Follow ISA Cybersecurity on LinkedIn for the latest cybersecurity news
Weekly CyberTip: Secure Your Cryptocurrency
The news of a major theft of cryptocurrency from a decentralized finance platform last week may have you wondering if there are ways you can help protect your digital assets. Tech website Medium presents a list of the top five best practices for safeguarding your crypto, highlighted by using both “cold” and “hot” wallets.
DeFi platform Qubit Finance loses $80M in cyber attack
Qubit Finance, a decentralized finance (DeFi) platform that allows users to lend and borrow to speculate on cryptocurrency exchange transactions, was hacked on January 27. In the largest cryptocurrency theft so far in 2022, and the seventh largest on record, Qubit was robbed of 206,809 Binance Coins from its wallet by a threat actor exploiting a vulnerability in the QBridge deposit function associated with one of its Ethereum blockchain contracts. The estimated value of the theft is $80 million (USD).
Qubit acknowledged the hacking incident within hours of the attack in an online timeline and statement.
In desperation, Qubit reached out to the threat actor via Twitter the next day: “An appeal to the exploiter: It’s not too late to return to funds. We will pay the maximum bounty reward as mentioned as well as not seek any legal charges if you return the funds and do right by the community.” That “maximum bounty” increased to $1M on January 28, and $2M by January 29, but the company has not revealed whether the threat actor has responded to the entreaties.
An investigation continues into the incident. As of January 30, all of the funds were still associated with the attacker’s address (across two blockchains).
Cybercriminals laundered $8.6 billion (USD) worth of cryptocurrency in 2021
According to a new report by Chainalysis, cyber criminals laundered an estimated $8.6 billion (USD) worth of cryptocurrency in 2021, a 30% increase over 2020.
“Overall, cybercriminals have laundered over $33 billion worth of cryptocurrency since 2017, with most of the total over time moving to centralized exchanges. For comparison, the UN Office of Drugs and Crime estimates that between $800 billion and $2 trillion of fiat currency is laundered each year — as much as 5% of global GDP,” according to the report.
About half of all stolen cryptocurrency was laundered through traditional exchanges, with 17% of stolen funds last year were laundered through DeFi platforms.

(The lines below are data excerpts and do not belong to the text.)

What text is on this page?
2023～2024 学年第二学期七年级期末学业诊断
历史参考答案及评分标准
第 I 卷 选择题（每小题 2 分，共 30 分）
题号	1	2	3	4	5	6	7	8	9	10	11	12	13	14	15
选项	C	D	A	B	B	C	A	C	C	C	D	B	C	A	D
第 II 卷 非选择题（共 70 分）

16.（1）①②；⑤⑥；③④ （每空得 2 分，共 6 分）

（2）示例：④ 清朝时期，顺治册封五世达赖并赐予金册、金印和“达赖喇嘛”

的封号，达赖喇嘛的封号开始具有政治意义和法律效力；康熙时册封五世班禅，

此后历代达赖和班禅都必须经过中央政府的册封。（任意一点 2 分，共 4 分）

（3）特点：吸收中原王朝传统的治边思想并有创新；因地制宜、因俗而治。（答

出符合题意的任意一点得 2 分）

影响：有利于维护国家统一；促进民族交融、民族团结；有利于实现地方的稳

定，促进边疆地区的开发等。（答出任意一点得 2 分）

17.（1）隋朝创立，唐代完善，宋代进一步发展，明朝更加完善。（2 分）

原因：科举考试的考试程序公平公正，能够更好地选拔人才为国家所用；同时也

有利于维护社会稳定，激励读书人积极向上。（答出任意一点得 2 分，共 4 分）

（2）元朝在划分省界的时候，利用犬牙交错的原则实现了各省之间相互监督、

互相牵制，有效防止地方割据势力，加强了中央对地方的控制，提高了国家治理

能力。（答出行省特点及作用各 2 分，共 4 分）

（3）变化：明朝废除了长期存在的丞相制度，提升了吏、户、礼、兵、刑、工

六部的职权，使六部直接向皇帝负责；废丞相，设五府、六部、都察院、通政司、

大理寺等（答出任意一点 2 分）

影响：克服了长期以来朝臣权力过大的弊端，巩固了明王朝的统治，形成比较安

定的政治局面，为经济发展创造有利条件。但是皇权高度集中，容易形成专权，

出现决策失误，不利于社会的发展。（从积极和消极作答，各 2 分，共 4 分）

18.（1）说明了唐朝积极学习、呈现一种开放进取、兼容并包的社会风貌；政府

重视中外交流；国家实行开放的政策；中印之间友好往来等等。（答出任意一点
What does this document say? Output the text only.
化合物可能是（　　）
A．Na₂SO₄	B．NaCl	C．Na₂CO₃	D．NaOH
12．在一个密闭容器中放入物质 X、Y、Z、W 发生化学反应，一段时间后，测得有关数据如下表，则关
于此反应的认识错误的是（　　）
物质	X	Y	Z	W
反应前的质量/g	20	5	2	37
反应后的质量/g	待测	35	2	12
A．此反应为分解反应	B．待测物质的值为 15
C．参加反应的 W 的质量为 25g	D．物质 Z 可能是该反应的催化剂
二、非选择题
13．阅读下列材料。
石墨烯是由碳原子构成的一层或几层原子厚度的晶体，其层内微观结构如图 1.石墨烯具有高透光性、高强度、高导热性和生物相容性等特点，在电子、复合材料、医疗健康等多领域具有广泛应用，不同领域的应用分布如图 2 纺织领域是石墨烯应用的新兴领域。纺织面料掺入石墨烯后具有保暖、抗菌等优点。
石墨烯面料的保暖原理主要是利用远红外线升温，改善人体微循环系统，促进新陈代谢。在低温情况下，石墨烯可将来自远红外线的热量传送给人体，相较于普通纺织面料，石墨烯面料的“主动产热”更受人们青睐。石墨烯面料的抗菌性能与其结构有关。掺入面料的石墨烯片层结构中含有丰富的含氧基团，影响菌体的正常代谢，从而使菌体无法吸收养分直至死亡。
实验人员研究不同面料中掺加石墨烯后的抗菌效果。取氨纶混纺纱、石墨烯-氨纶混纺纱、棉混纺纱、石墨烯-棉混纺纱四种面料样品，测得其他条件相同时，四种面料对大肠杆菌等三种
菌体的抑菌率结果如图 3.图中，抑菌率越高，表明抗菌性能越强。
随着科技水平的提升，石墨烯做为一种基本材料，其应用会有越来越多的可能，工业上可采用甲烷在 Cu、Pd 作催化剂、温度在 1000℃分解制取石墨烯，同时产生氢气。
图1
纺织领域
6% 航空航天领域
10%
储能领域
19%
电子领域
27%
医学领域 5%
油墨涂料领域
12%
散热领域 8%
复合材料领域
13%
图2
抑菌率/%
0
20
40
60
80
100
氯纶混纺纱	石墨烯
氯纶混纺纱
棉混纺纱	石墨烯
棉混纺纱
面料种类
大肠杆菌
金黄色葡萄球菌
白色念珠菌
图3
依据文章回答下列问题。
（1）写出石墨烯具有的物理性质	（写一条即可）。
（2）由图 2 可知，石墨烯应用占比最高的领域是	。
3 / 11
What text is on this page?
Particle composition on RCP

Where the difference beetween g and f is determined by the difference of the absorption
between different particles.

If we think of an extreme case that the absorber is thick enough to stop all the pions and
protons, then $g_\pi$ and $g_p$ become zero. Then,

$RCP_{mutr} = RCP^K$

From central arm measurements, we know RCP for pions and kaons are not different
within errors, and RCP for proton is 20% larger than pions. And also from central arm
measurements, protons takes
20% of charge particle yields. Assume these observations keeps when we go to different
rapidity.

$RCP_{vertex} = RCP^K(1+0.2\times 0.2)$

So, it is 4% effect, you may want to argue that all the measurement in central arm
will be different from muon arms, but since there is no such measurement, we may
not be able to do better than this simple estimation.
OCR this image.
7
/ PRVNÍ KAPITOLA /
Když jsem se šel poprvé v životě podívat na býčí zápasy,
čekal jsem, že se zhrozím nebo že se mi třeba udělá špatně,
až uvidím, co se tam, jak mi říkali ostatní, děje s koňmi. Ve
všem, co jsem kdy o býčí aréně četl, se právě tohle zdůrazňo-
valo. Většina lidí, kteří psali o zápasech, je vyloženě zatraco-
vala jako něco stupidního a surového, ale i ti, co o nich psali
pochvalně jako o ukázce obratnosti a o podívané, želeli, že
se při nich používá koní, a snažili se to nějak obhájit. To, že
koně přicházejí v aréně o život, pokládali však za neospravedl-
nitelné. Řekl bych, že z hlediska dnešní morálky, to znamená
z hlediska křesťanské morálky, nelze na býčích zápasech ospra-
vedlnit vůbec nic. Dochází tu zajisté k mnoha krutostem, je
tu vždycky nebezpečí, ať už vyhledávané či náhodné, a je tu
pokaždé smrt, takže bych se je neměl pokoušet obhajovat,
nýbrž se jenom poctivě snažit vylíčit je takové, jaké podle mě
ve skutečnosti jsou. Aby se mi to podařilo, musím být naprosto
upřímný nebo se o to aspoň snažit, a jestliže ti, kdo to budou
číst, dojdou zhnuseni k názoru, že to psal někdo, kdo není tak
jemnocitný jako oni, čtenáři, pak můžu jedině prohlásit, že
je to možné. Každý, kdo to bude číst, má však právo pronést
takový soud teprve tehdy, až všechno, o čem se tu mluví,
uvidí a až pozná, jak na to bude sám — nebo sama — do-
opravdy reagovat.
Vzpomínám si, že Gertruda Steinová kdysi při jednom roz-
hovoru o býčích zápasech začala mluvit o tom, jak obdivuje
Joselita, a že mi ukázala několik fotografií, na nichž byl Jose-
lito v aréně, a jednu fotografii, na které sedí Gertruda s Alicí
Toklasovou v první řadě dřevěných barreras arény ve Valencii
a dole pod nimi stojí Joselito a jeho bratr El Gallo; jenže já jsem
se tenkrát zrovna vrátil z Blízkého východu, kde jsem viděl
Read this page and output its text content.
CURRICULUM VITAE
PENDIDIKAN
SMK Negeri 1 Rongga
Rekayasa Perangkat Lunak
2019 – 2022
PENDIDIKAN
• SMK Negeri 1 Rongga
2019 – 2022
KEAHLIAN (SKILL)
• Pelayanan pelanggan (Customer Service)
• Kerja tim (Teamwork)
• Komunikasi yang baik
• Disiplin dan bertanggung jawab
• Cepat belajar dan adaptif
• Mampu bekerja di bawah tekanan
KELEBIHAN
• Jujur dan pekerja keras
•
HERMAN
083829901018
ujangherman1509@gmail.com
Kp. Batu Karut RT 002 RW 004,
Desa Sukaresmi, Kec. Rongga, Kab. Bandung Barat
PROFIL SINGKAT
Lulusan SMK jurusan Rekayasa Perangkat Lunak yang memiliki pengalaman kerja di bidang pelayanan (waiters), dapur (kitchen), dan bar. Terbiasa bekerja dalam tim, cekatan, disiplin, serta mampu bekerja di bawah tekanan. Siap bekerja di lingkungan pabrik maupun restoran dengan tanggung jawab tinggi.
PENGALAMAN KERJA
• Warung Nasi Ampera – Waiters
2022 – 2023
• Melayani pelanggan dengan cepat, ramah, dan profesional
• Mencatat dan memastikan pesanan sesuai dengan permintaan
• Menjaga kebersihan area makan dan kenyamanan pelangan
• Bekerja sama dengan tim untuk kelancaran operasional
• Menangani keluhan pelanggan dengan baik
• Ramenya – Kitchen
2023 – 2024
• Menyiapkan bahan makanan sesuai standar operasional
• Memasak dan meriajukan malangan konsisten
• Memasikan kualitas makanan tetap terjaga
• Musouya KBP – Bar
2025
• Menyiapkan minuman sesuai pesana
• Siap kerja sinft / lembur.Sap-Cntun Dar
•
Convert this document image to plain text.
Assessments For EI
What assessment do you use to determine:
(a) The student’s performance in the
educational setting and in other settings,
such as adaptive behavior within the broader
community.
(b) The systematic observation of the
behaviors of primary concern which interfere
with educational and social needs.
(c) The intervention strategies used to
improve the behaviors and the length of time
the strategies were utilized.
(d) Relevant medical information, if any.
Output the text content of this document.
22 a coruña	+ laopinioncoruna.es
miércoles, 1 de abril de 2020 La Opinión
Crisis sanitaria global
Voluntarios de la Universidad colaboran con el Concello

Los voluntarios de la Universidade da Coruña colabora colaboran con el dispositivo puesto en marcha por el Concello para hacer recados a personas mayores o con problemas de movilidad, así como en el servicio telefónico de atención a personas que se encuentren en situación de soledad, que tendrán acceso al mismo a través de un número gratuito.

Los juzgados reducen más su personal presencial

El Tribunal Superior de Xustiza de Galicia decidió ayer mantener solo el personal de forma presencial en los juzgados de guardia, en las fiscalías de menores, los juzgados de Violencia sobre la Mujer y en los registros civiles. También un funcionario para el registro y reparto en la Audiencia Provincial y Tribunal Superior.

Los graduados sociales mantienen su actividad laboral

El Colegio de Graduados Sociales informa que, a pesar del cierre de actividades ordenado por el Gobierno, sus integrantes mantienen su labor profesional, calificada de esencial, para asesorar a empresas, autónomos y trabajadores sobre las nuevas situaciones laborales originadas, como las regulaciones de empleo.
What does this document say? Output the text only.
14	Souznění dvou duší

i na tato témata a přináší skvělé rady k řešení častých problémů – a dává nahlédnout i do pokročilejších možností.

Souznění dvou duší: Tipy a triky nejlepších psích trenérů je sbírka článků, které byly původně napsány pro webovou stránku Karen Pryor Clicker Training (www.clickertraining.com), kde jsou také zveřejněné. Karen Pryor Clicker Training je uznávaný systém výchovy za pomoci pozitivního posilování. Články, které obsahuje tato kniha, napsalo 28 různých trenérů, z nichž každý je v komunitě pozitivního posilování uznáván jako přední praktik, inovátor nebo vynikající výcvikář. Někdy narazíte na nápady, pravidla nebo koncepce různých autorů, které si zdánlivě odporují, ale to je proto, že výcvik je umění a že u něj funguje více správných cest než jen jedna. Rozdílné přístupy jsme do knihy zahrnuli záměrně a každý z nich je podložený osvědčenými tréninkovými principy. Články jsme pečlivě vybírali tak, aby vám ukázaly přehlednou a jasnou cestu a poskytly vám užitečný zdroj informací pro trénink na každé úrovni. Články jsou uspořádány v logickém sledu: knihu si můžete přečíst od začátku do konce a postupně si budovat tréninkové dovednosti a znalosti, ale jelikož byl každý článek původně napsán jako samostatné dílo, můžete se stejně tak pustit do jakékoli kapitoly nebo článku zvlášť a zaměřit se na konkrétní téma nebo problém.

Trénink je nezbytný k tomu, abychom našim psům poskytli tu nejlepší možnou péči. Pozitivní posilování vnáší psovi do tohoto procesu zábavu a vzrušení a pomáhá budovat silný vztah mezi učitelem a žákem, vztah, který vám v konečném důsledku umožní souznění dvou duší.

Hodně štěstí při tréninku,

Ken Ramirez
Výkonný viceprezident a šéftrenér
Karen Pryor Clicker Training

BEC attacks led the way in Q4/2021
In their most recent analysis, KnowBe4 reports that business-related phishing emails like fake invoices, purchase orders, and bogus file shares were the most common attack attempts seen in Q4/2021. The use of business email compromise strategies knows no borders, with the report showing that BEC attempts are as pervasive in North America as they are in EMEA nations.
The top ten “clicked” phishing topics reported globally included:
1. Business
2. Online Services
3. Human Resources
4. IT
5. Banking and Finance
6. Coronavirus/COVID-19 Phishing
7. Mail Notifications
8. Holiday
9. Phishing for Sensitive Information
10. Social Networking
Join ISA Cybersecurity for a special one-hour discussion: an all-star panel of experts, featuring guest speakers from Supply Chain Canada and Cronos Group, will share real-life experiences and provide practical insights on evolving trends in Business Email Compromise (BEC) and Email Account Compromise (EAC). A 30-minute Q&A will follow the panel discussion.
CRTC shuts down major darkweb marketplace
In a January 26 news release, the Canadian Radio-television and Telecommunications Commission (CRTC) – Canada’s broadcast and telecom regulator – announced they had taken action to shutter Canadian HeadQuarters (also known as CanadianHQ). They also announced notices of violation to four people totaling $300,000 (CDN) for breaches of CASL, Canada’s anti-spam legislation.
According to the release, “CanadianHQ was one of the largest Dark Web marketplaces in the world and significantly contributed to harmful cyber activity in Canada. It specialized in the sale of goods and services, including spamming services, phishing kits, stolen credentials and access to compromised computers, which were used by purchasers to engage in a variety of malicious activities.”
The accused are alleged to have used phishing emails “mimicking well-known brands in order to obtain personal data including credit card numbers, banking credentials and other sensitive information,” from their victims.
Report: Companies investing in privacy seeing strong ROI
In a new study, Cisco reports that organizations putting resources into privacy are seeing strong return on investment for a third straight year. The Cisco 2022 Data Privacy Benchmark Study, based on a survey of 4,900 respondents around the world, suggested that small-to-medium organizations experience the greatest benefits, with companies between 50 and 249 employees estimating the value of their privacy investments at $2 million (all figures USD) in 2021, up from $1.1 million in 2020. The biggest ROI was enjoyed by companies with mature privacy practices.
The report, released to coincide with Data Privacy Week, concluded that privacy “has become essential to organizations’ culture and business practices, including their buying processes, management metrics, and employee areas of responsibility,” and highlighted customer concerns about the growing use of data analysis and decision-making through automation and artificial intelligence.